Learning to live without regret
Regrets are part of the human condition. Regret means ‘I think I would be happier or better if things were different in the past’. Things are recorded in our memory tracks. So many stories swirl around in the mind; things that are unresolved, unfinished business, things we wish we had not done or said, things we wish we had done or said. Some of these things go quickly away, some fade with time, but some linger and are as vivid as when they happened.
Part of a spiritual journey is to begin to resolve the feelings of regret inside. We can first of all understand how things can be learned from these experiences; they can help me to do things differently in the future. However, we also start to dismantle the effects and impact of these regrets. There are two effects of having such deep regrets. One is that I do not feel happy in the present, because this regret is hanging over me like a shadow, and the other is that it damages the relationship with myself.
There is a cycle of regret. First there is denial; it did not happen — it has to go away. Then there is bewilderment; ‘how could I have done/said that?’. Then follows self-punishment; ‘I could kick myself for doing that!’, and, finally, a reinforcement. By playing it out over and over again, I continue to reinforce a negative attitude towards myself. This is very damaging.
At the heart of a quality life, I need to reinforce love, respect and value for myself. It is impossible to do that if I constantly reinforce a negative view of myself; it weakens me. If I do not respect myself, I will have no respect for others, society or the environment.
I have to make friends with my conscience. I have to learn as I go along the spiritual path to only do and say that which is in tune with my deepest held beliefs and resist the pressure from others, and any kind of temptation, to behave against those beliefs.
To do this I need to understand who I really am. I am not the physical identity; that sense of self taken from my body, my gender, culture or education — all that is temporary and leads me to feel arrogant and superior at one moment and at the next moment, be filled with lack of self-respect and feelings of inferiority.
I have to understand that I am a soul.

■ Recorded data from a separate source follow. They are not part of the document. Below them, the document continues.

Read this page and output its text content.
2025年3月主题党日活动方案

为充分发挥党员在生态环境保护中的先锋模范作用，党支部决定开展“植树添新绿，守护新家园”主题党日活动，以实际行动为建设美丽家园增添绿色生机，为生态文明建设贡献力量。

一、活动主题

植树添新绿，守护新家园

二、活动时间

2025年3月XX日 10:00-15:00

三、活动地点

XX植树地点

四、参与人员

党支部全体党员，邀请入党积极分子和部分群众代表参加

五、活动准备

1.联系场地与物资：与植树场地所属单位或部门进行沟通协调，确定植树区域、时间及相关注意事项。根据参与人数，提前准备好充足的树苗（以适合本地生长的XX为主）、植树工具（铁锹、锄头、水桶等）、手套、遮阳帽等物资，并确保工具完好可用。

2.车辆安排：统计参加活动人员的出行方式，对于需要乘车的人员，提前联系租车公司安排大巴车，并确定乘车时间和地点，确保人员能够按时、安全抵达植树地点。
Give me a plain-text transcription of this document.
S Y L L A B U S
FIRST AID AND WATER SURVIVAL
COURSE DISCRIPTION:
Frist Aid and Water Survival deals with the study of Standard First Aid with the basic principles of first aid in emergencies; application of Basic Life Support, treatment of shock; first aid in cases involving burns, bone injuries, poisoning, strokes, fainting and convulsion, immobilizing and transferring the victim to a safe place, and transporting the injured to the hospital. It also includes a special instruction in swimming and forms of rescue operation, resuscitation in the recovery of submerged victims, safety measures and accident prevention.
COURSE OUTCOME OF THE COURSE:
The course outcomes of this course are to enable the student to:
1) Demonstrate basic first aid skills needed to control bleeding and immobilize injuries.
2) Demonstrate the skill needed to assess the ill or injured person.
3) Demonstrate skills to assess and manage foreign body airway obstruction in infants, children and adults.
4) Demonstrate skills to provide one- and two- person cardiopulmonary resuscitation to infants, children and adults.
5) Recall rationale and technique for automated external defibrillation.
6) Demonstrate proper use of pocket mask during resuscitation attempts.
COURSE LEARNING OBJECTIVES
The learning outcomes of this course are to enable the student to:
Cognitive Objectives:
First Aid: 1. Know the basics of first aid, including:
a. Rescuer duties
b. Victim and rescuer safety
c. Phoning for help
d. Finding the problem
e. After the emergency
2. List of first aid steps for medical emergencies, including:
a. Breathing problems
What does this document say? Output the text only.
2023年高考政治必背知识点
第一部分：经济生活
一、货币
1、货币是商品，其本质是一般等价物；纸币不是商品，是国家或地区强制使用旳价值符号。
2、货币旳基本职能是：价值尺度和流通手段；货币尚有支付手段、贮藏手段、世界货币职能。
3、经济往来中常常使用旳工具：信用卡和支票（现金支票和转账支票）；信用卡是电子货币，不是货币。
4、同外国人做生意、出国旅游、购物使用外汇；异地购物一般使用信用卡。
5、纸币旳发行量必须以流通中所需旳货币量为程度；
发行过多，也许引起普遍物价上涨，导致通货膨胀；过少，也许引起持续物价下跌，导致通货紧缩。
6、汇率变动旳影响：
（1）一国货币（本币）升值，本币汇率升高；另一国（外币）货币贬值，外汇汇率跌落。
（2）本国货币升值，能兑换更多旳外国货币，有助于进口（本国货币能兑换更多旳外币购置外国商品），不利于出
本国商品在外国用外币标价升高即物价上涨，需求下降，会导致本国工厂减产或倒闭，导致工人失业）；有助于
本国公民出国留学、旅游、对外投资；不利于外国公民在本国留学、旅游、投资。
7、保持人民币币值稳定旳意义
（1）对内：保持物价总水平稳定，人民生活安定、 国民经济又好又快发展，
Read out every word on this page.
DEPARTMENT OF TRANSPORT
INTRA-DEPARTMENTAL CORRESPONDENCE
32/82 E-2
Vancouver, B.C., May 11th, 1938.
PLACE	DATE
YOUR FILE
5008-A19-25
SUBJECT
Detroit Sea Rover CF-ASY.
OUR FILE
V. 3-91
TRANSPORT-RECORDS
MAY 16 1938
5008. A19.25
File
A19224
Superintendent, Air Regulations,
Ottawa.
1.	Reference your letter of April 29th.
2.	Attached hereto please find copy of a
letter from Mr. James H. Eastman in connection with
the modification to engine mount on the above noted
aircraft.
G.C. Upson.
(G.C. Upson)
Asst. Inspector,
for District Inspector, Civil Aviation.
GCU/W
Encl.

A spiritual, eternal, immortal being of light — the atma; the living dweller in the costume. The soul exists. A point — no breadth or width or length. It is full of power and light.
Once I begin to understand and experience this truth, I feel so sweet and easy about who I am. A natural state of peace begins to emerge. I can understand that in the past, I was under the influence of the temporary state of thinking I was a body, and therefore under the influence of many things. Now I can receive the power to do nothing I would regret.
This spiritual path and the practice of meditation begins to heal the past and the effect it has had on me, and a different relationship begins to grow with my conscience. I become my own best friend and not my worst enemy.
Charlie Hogg, based in Sydney, has been a daily meditator with the Brahma Kumaris for 45 years.